Anyone who still thinks that the Irish edition of the Sunday Times is a uniformly "right wing" publication because it used to employ Eoghan Harris in the previous century would do well to read the abysmal witterings of one Michael Ross, editor of the Culture section, who strongly resists this characterisation. He used to confine his weekly, weakly missives to relating the various petty squabbles between the boards of cultural institutions, the Arts council and the Irish government. Patently more interested in the process by which Culture is funded by the government than, well, the actual culture itself, he has more recently dropped any kind of pretence that his cultural comment should be about culture at all and instead fulminates on matters political, economic and social displaying a miserable comprehension of such matters commensurate with his purported job description as a culture specialist.
Last week, (no link available) he erroneously claimed for political gladfly Eamon Dunphy, on the basis of his working class background, some sort of longstanding leftwing opposition to the way the rich "reinforce their privilege" to the detriment of those less well off. In fact, hard as it is to pin Dunphy down on a single unwavering principle, this is closer to being the opposite of Dunphy's declared views.

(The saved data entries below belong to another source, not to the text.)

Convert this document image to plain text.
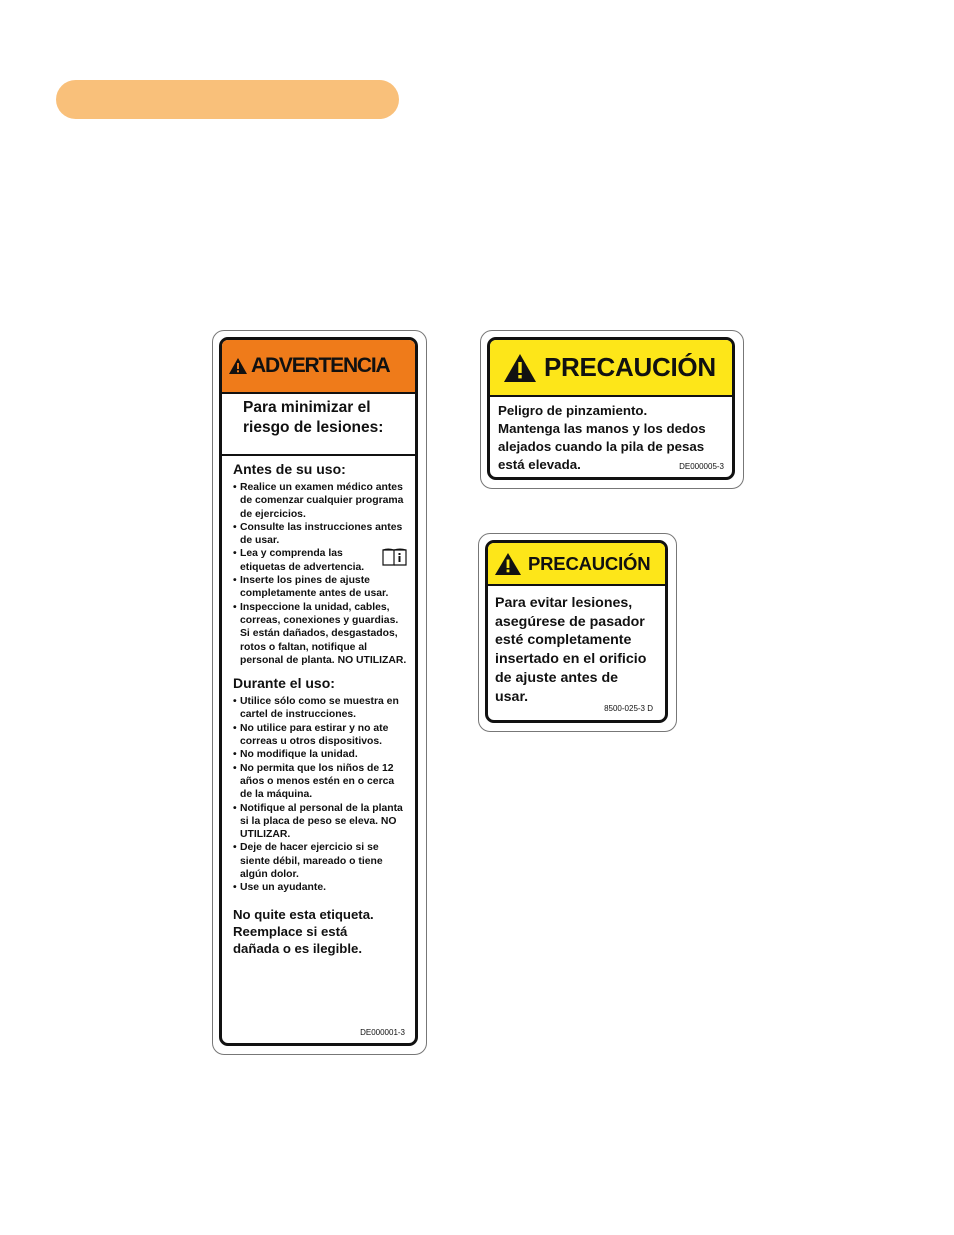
ADVERTENCIA
Para minimizar el
riesgo de lesiones:
Antes de su uso:
• Realice un examen médico antes de comenzar cualquier programa de ejercicios.
• Consulte las instrucciones antes de usar.
• Lea y comprenda las etiquetas de advertencia.
• Inserte los pines de ajuste completamente antes de usar.
• Inspeccione la unidad, cables, correas, conexiones y guardias. Si están dañados, desgastados, rotos o faltan, notifique al personal de planta. NO UTILIZAR.
Durante el uso:
• Utilice sólo como se muestra en cartel de instrucciones.
• No utilice para estirar y no ate correas u otros dispositivos.
• No modifique la unidad.
• No permita que los niños de 12 años o menos estén en o cerca de la máquina.
• Notifique al personal de la planta si la placa de peso se eleva. NO UTILIZAR.
• Deje de hacer ejercicio si se siente débil, mareado o tiene algún dolor.
• Use un ayudante.
No quite esta etiqueta.
Reemplace si está
dañada o es ilegible.
DE000001-3
PRECAUCIÓN
Peligro de pinzamiento.
Mantenga las manos y los dedos
alejados cuando la pila de pesas
está elevada.	DE000005-3
PRECAUCIÓN
Para evitar lesiones,
asegúrese de pasador
esté completamente
insertado en el orificio
de ajuste antes de
usar.
8500-025-3 D
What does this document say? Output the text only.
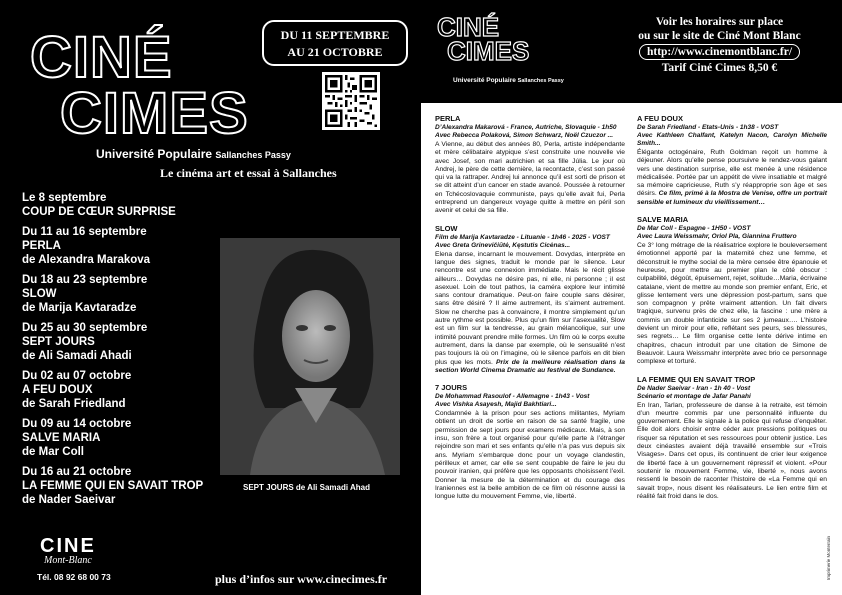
CINÉ
CIMES
DU 11 SEPTEMBRE
AU 21 OCTOBRE
Université Populaire Sallanches Passy
Le cinéma art et essai à Sallanches
Le 8 septembre
COUP DE CŒUR SURPRISE
Du 11 au 16 septembre
PERLA
de Alexandra Marakova
Du 18 au 23 septembre
SLOW
de Marija Kavtaradze
Du 25 au 30 septembre
SEPT JOURS
de Ali Samadi Ahadi
Du 02 au 07 octobre
A FEU DOUX
de Sarah Friedland
Du 09 au 14 octobre
SALVE MARIA
de Mar Coll
Du 16 au 21 octobre
LA FEMME QUI EN SAVAIT TROP
de Nader Saeivar
SEPT JOURS de Ali Samadi Ahad
CINE
Mont-Blanc
Tél. 08 92 68 00 73	plus d’infos sur www.cinecimes.fr
CINÉ
CIMES
Université Populaire Sallanches Passy
Voir les horaires sur place
ou sur le site de Ciné Mont Blanc
http://www.cinemontblanc.fr/
Tarif Ciné Cimes 8,50 €
PERLA
D’Alexandra Makarová - France, Autriche, Slovaquie - 1h50
Avec Rebecca Polaková, Simon Schwarz, Noël Czuczor ...
A Vienne, au début des années 80, Perla, artiste indépendante et mère célibataire atypique s’est construite une nouvelle vie avec Josef, son mari autrichien et sa fille Júlia. Le jour où Andrej, le père de cette dernière, la recontacte, c’est son passé qui va la rattraper. Andrej lui annonce qu’il est sorti de prison et se dit atteint d’un cancer en stade avancé. Poussée à retourner en Tchécoslovaquie communiste, pays qu’elle avait fui, Perla entreprend un dangereux voyage quitte à mettre en péril son avenir et celui de sa fille.
SLOW
Film de Marija Kavtaradze - Lituanie - 1h46 - 2025 - VOST
Avec Greta Grinevičiūtė, Kęstutis Cicėnas...
Elena danse, incarnant le mouvement. Dovydas, interprète en langue des signes, traduit le monde par le silence. Leur rencontre est une connexion immédiate. Mais le récit glisse ailleurs… Dovydas ne désire pas, ni elle, ni personne ; il est asexuel. Loin de tout pathos, la caméra explore leur intimité sans contour dramatique. Peut-on faire couple sans désirer, sans être désiré ? Il aime autrement, ils s’aiment autrement. Slow ne cherche pas à convaincre, il montre simplement qu’un autre rythme est possible. Plus qu’un film sur l’asexualité, Slow est un film sur la tendresse, au grain mélancolique, sur une intimité pouvant prendre mille formes. Un film où le corps exulte autrement, dans la danse par exemple, où le sensualité n’est pas toujours là où on l’imagine, où le silence parfois en dit bien plus que les mots. Prix de la meilleure réalisation dans la section World Cinema Dramatic au festival de Sundance.
7 JOURS
De Mohammad Rasoulof - Allemagne - 1h43 - Vost
Avec Vishka Asayesh, Majid Bakhtiari...
Condamnée à la prison pour ses actions militantes, Myriam obtient un droit de sortie en raison de sa santé fragile, une permission de sept jours pour examens médicaux. Mais, à son insu, son frère a tout organisé pour qu’elle parte à l’étranger rejoindre son mari et ses enfants qu’elle n’a pas vus depuis six ans. Myriam s’embarque donc pour un voyage clandestin, périlleux et amer, car elle se sent coupable de faire le jeu du pouvoir iranien, qui préfère que les opposants choisissent l’exil. Donner la mesure de la détermination et du courage des Iraniennes est la belle ambition de ce film où résonne aussi la longue lutte du mouvement Femme, vie, liberté.
A FEU DOUX
De Sarah Friedland - Etats-Unis - 1h38 - VOST
Avec Kathleen Chalfant, Katelyn Nacon, Carolyn Michelle Smith...
Élégante octogénaire, Ruth Goldman reçoit un homme à déjeuner. Alors qu’elle pense poursuivre le rendez-vous galant vers une destination surprise, elle est menée à une résidence médicalisée. Portée par un appétit de vivre insatiable et malgré sa mémoire capricieuse, Ruth s’y réapproprie son âge et ses désirs. Ce film, primé à la Mostra de Venise, offre un portrait sensible et lumineux du vieillissement…
SALVE MARIA
De Mar Coll - Espagne - 1H50 - VOST
Avec Laura Weissmahr, Oriol Pla, Giannina Fruttero
Ce 3° long métrage de la réalisatrice explore le bouleversement émotionnel apporté par la maternité chez une femme, et déconstruit le mythe social de la mère censée être épanouie et heureuse, pour mettre au premier plan le côté obscur : culpabilité, dégoût, épuisement, rejet, solitude…Maria, écrivaine catalane, vient de mettre au monde son premier enfant, Eric, et glisse lentement vers une dépression post-partum, sans que son compagnon y prête vraiment attention. Un fait divers tragique, survenu près de chez elle, la fascine : une mère a commis un double infanticide sur ses 2 jumeaux…. L’histoire devient un miroir pour elle, reflétant ses peurs, ses blessures, ses regrets… Le film organise cette lente dérive intime en chapitres, chacun introduit par une citation de Simone de Beauvoir. Laura Weissmahr interprète avec brio ce personnage complexe et torturé.
LA FEMME QUI EN SAVAIT TROP
De Nader Saeivar - Iran - 1h 40 - Vost
Scénario et montage de Jafar Panahi
En Iran, Tarlan, professeure de danse à la retraite, est témoin d’un meurtre commis par une personnalité influente du gouvernement. Elle le signale à la police qui refuse d’enquêter. Elle doit alors choisir entre céder aux pressions politiques ou risquer sa réputation et ses ressources pour obtenir justice. Les deux cinéastes avaient déjà travaillé ensemble sur «Trois Visages». Dans cet opus, ils continuent de crier leur exigence de liberté face à un gouvernement répressif et violent. «Pour soutenir le mouvement Femme, vie, liberté », nous avons ressenti le besoin de raconter l’histoire de «La Femme qui en savait trop», nous disent les réalisateurs. Le lien entre film et réalité fait froid dans le dos.
Imprimerie Monterrain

He was, after all, closely associated with the Progressive Democrats at their inception and has generally been in favour of economic liberalism and reform. This week, I was amused by Ross' recent column on the Irish Times, in particular a throwaway remark, that the "galvanising of the economy driven by Ray McSharry's" [sic] reforms was "achieved at the expense of the poor". Such a breadth of economic ignorance revealed by those seven little words. No expense at all was incurred by the poor. Indeed the poor were spared, by McSharry, the "expense" represented by unemployment continuing into the foreseeable future or the necessity to emigrate in search of employment.
One of Ross' themes is the "cheerleading" by various Irish media outlets of an economic dynamism he sees (without evidence) as detrimental to the interests of the "poor". He might profitably direct his attention to the Business pages of his own newspaper, where, among such cheerleading, he could learn something about the actual problems Ireland faces, such as our ruinously expensive and inefficient public sector for example, instead of the phantom problems he conjures up of inequality and insufficiently extravagant arts spending.